La puerta se abrió y Lukyan apareció en el umbral. Su camisa negra le quedaba increíblemente bien. Se hizo a un lado, dejándome pasar.
—¿Acaso tienes miedo de entrar?
—Por supuesto que no. Solo estaba limpiando mis zapatos en el felpudo —respondí, quitándome los botines en el pasillo. Colgué mi chaqueta y sentí su cálida mano en mi cintura.

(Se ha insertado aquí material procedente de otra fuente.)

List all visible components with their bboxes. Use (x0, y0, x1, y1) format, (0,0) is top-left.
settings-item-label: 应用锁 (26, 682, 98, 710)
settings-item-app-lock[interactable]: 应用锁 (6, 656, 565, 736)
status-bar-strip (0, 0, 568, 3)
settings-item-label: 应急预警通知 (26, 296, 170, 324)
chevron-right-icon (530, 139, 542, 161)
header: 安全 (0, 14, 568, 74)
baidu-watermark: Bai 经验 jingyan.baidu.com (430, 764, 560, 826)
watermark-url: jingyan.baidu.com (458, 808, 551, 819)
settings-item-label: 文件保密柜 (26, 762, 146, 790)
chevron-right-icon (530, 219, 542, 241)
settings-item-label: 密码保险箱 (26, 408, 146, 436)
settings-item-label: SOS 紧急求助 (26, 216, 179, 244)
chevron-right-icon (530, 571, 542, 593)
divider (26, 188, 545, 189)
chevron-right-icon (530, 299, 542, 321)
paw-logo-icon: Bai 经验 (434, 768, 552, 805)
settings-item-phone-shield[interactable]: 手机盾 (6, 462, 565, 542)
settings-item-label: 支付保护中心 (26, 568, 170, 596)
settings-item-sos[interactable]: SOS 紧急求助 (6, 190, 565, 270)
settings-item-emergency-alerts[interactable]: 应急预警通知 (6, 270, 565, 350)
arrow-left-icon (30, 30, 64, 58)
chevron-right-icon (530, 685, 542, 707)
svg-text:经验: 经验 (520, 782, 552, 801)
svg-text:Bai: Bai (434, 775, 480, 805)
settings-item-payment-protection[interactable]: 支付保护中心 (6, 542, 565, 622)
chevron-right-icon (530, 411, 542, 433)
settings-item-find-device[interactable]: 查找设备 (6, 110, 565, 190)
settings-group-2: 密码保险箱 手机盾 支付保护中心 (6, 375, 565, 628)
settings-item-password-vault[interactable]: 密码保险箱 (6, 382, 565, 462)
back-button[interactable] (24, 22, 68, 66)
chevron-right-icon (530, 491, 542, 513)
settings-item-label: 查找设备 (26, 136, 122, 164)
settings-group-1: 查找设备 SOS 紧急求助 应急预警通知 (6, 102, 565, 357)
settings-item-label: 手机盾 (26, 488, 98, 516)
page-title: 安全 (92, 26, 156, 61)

—Ve a la cocina. La cena te espera.
—Primero quiero lavarme las manos.
Me aferré a esa excusa como a un salvavidas. Su toque me mareaba, y necesitaba mantener la cabeza fría. Lukyan negó con la cabeza.
—No hace falta. Yo te alimentaré.
Sus palabras encendieron una alarma en mi interior. Me inquietaban, me alteraban y despertaban pensamientos indecentes. Me senté a la mesa vacía, sin saber qué pretendía darme de comer. Entró en la cocina con una sonrisa astuta y una venda en las manos.
—Vamos a jugar un juego.
Un escalofrío recorrió mi espalda. El miedo se instaló en mi pecho. No tenía idea de qué perversión tenía en mente.
—Somos demasiado adultos para juegos —negué con la cabeza.
—Este es un juego para adultos.
Se colocó detrás de mí y me cubrió los ojos con la venda. La oscuridad me envolvió de inmediato. Agucé el oído. Escuché la puerta del refrigerador abrirse. Luego, la del microondas. Algo fue colocado sobre la mesa, y su voz llenó el silencio.
—Yo te alimentaré. Tu tarea es adivinar qué estás comiendo. Si aciertas, te doy un beso. Si fallas, te quitas una prenda.
La indignación me golpeó como una ola. ¡Vaya zorro astuto! Así que había ideado una forma de desnudarme y besarme. Cerré los puños con rabia.
—¡Protesto! En cualquier caso, salgo perdiendo.
—¿Dónde está la pérdida? —su voz sonaba divertida—. Los besos son agradables, y la falta de ropa aumenta la superficie para ellos. Además, comerás algo delicioso.